Back to the drowning person metaphor. 

It's actually not like a drowning person asking for a different colored brick because they're building steps to walk out.

It's like a person who fell face down in a puddle claiming they're drowning in the first place. The brick vs. life preserver question isn't relevant. They need to stand up and look around. They're not drowning. They're not even in very deep water.

They've been laying face-down in the puddle so long, they think it's as wide as the ocean and as deep as a well. They've been down so long it looks like up.

Outside the SQL Box

To get outside the SQL box means to actually stop using SQL even for metaphoric conversations about data manipulation, persistence, transactions, auditing, security and anything that seems relevant to data processing.

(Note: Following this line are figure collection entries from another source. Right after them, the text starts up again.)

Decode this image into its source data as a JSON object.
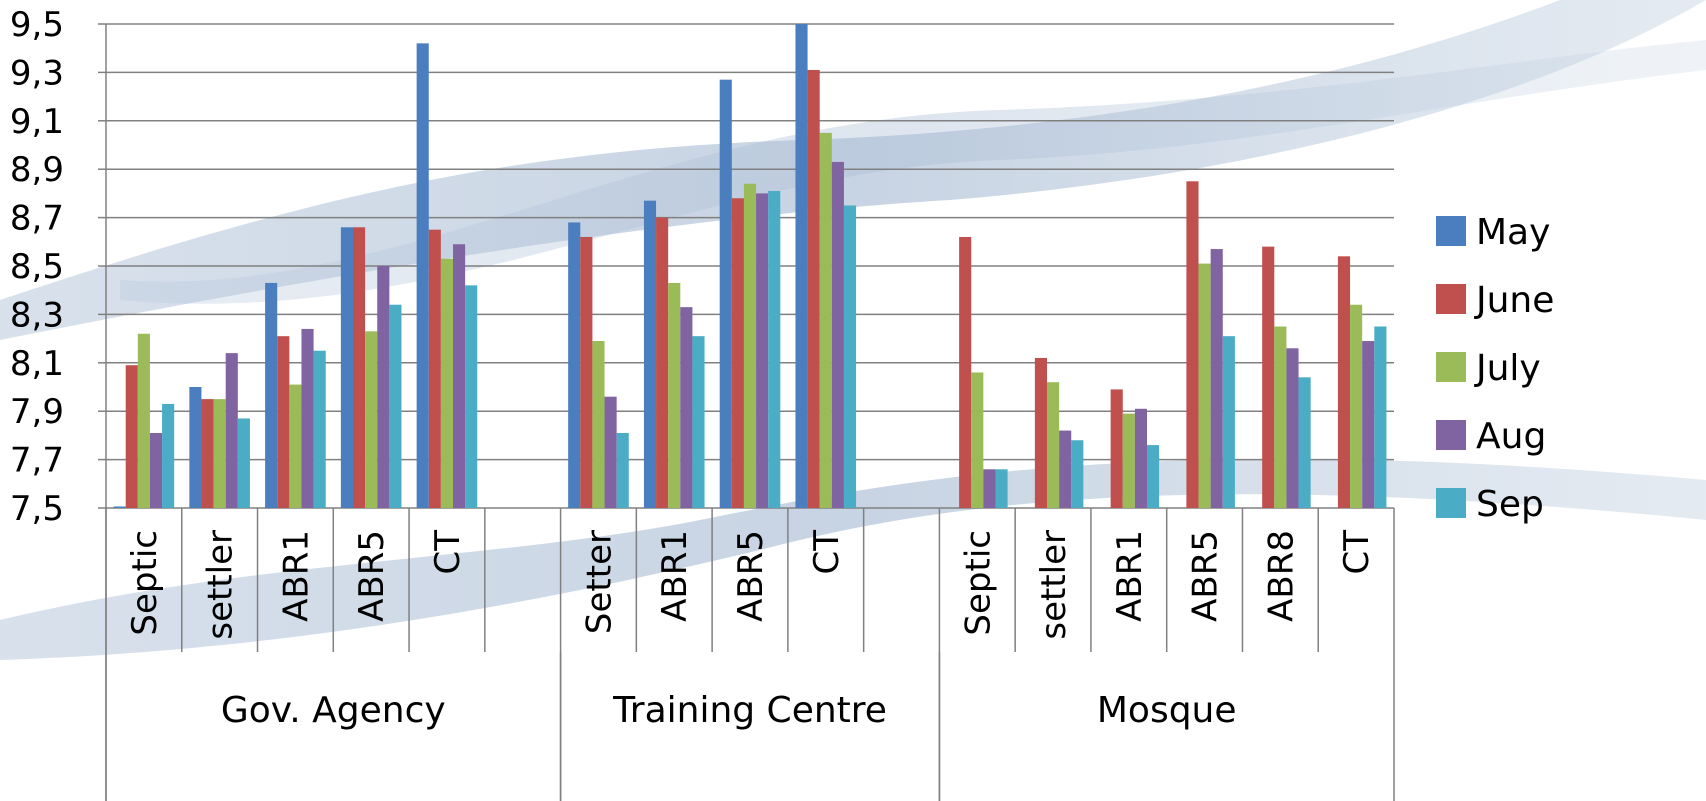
{
  "chart_data": {
    "type": "bar",
    "title": "",
    "xlabel": "",
    "ylabel": "",
    "ylim": [
      7.5,
      9.5
    ],
    "y_ticks": [
      "7,5",
      "7,7",
      "7,9",
      "8,1",
      "8,3",
      "8,5",
      "8,7",
      "8,9",
      "9,1",
      "9,3",
      "9,5"
    ],
    "grid": true,
    "legend_position": "right",
    "groups": [
      {
        "name": "Gov. Agency",
        "categories": [
          "Septic",
          "settler",
          "ABR1",
          "ABR5",
          "CT",
          ""
        ]
      },
      {
        "name": "Training Centre",
        "categories": [
          "Setter",
          "ABR1",
          "ABR5",
          "CT",
          ""
        ]
      },
      {
        "name": "Mosque",
        "categories": [
          "Septic",
          "settler",
          "ABR1",
          "ABR5",
          "ABR8",
          "CT"
        ]
      }
    ],
    "series": [
      {
        "name": "May",
        "color": "#4a7ebf",
        "values": [
          7.5,
          8.0,
          8.43,
          8.66,
          9.42,
          null,
          8.68,
          8.77,
          9.27,
          9.5,
          null,
          null,
          null,
          null,
          null,
          null,
          null
        ]
      },
      {
        "name": "June",
        "color": "#c0504d",
        "values": [
          8.09,
          7.95,
          8.21,
          8.66,
          8.65,
          null,
          8.62,
          8.7,
          8.78,
          9.31,
          null,
          8.62,
          8.12,
          7.99,
          8.85,
          8.58,
          8.54
        ]
      },
      {
        "name": "July",
        "color": "#9bbb59",
        "values": [
          8.22,
          7.95,
          8.01,
          8.23,
          8.53,
          null,
          8.19,
          8.43,
          8.84,
          9.05,
          null,
          8.06,
          8.02,
          7.89,
          8.51,
          8.25,
          8.34
        ]
      },
      {
        "name": "Aug",
        "color": "#8064a2",
        "values": [
          7.81,
          8.14,
          8.24,
          8.5,
          8.59,
          null,
          7.96,
          8.33,
          8.8,
          8.93,
          null,
          7.66,
          7.82,
          7.91,
          8.57,
          8.16,
          8.19
        ]
      },
      {
        "name": "Sep",
        "color": "#4bacc6",
        "values": [
          7.93,
          7.87,
          8.15,
          8.34,
          8.42,
          null,
          7.81,
          8.21,
          8.81,
          8.75,
          null,
          7.66,
          7.78,
          7.76,
          8.21,
          8.04,
          8.25
        ]
      }
    ]
  }
}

To FLESH OUT ["flesh", the word is "flesh"] the conversation on breaking the SQL Hegemony, you can't use hypothetical hand-waving. You need tangible real-world requirements. You need something concrete, finite and specific so that you can have a head-to-head benchmark shootout (in principle) between an RDBMS and something not an RDBMS.

You may never actually build the RDBMS version for comparison. But you need to create good logging and measurement hooks around your first noSQL application. The kind of logging and measurement you'd use for a benchmark. The kind of logging and measurement that will prove it actually works outside the RDBMS. And it works well: reliably and inexpensively. 

This is entirely about asking for forgiveness instead of asking for permission.  

Managers can't give permission, it involves too much pain.

They can offer forgiveness because it requires neither thinking nor action.